The proprietor of the Dallas Mavericks saw a loss of approximately $870,000, although the potential losses could have been considerably higher.
By Pradeep Saran
Sep 17, 2023
Tech billionaire Mark Cuban had a rough ending to his week when he decided to re-engage with the world of cryptocurrencies after a period of inactivity, only to fall victim to a crypto scam on a late Friday evening. Blockchain observers quickly flagged suspicious transactions, allowing him to secure his other holdings, but he still incurred losses totaling $870,000 across various cryptocurrencies.
Cuban managed to retain the cryptocurrency he held on the Polygon (MATIC) network, but his wallet was emptied of stablecoins, Lido staked ETH, SuperRare, and Ethereum Name Service (.ens domains) tokens.
The first to notice the unusual activity was a pseudonymous on-chain investigator known as @WazzCrypto, who took to Twitter to ask, “Did Mark Cuban’s wallet just get drained?” He pointed out that Cuban’s wallet had been inactive for 160 days before the sudden movement of funds.
@WazzCrypto posted screenshots of crypto wallets associated with Cuban, highlighting what he considered “very ‘sus’ behavior.” Subsequent posts suggested that the entrepreneur had been alerted to the alleged hack, which was later confirmed by DL News, prompting him to move his $2 million worth of USDC to Coinbase.
DL News reported their contact with Cuban about the hack, to which he responded, “Someone got me for 5 ETH.” Cuban speculated that someone had been monitoring his online activities. He explained that he had recently accessed MetaMask, a browser-based crypto wallet, for the first time in months.
However, it’s likely that Cuban inadvertently downloaded a fake and fraudulent version of MetaMask.
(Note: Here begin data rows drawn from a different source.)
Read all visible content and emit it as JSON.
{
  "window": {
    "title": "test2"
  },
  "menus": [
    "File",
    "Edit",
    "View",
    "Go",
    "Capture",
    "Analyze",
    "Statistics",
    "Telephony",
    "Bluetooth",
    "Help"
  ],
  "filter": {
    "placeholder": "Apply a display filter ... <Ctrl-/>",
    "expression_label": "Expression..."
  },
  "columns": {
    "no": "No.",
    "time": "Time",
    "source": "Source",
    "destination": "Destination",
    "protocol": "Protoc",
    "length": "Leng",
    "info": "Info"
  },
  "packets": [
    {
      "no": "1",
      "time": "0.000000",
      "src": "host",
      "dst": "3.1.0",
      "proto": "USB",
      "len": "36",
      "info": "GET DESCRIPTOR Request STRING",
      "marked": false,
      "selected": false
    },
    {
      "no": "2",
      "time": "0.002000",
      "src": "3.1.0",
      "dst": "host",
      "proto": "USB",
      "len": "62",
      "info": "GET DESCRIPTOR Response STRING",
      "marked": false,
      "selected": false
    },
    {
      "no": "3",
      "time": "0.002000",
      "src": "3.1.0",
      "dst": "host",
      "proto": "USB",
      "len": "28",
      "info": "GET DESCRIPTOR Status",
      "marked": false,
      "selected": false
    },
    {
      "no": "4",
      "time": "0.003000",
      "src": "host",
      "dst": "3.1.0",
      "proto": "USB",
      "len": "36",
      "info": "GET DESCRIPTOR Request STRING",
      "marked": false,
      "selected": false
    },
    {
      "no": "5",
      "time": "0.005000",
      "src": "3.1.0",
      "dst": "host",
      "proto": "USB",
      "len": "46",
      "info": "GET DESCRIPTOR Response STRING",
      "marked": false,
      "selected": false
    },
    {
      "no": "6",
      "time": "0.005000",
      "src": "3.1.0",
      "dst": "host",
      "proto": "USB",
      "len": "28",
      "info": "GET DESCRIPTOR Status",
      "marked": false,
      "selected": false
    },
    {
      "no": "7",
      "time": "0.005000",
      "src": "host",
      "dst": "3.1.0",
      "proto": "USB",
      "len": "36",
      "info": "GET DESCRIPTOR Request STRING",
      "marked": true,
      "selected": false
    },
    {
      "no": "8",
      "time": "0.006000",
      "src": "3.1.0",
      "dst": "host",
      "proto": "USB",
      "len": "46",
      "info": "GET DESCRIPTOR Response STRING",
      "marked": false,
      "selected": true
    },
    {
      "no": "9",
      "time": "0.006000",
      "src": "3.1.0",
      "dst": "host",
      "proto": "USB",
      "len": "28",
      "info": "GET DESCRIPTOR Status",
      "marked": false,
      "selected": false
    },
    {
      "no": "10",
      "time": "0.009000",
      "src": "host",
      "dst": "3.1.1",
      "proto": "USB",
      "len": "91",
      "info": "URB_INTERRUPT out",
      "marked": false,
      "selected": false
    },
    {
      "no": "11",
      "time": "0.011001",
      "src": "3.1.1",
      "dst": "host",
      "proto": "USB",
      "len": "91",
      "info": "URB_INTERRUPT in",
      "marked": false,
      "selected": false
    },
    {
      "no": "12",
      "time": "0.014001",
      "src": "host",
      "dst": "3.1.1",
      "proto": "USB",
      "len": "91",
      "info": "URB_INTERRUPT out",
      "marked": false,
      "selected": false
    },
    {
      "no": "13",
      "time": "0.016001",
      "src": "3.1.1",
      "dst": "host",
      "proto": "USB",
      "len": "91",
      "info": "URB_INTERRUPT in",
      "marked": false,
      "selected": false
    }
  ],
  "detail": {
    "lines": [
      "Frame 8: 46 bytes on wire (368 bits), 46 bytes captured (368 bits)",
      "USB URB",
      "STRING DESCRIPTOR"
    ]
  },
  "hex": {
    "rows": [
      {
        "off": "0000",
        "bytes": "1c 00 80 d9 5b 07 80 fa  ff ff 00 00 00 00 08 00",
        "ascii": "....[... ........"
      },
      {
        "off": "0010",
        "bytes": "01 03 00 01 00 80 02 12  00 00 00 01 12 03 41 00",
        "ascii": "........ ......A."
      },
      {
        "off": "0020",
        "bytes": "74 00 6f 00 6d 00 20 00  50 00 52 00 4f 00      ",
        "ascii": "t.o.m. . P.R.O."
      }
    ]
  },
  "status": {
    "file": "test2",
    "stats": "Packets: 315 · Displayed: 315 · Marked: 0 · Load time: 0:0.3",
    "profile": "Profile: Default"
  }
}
He revealed that he had been searching for information about Circle, a company undergoing significant expansion, and ended up downloading what he believed was MetaMask, but it turned out to be a compromised version.
The hack occurred when Cuban was attempting to manage his account on his mobile phone. He recounted, “MetaMask crashed a couple of times. I just stopped. Then you emailed me. So I locked my NFTs on OpenSea and transferred all my Polygon assets to a secure account,” as he shared with the media outlet.
Mark Cuban did not respond to Decrypt’s request for comment.
Cuban has been an enthusiastic supporter of cryptocurrencies and has championed Non-Fungible Tokens (NFTs) and blockchain technology in previous discussions with Decrypt. The recent hack highlighted a point Cuban had hinted at before: the transparency of the blockchain, which may have saved him from more significant losses. “The whole point of the blockchain is that it’s 100% public,” he had emphasized, adding that he didn’t mind if people knew about his digital assets. This characteristic enabled blockchain analysts to detect the hack.
Cuban, acknowledging the lack of anonymity, disclosed that he manages numerous wallets and that most of his involvement in crypto is a learning experience. He concluded that the technology needs to become more user-friendly so that anyone, regardless of their celebrity status, can participate in it.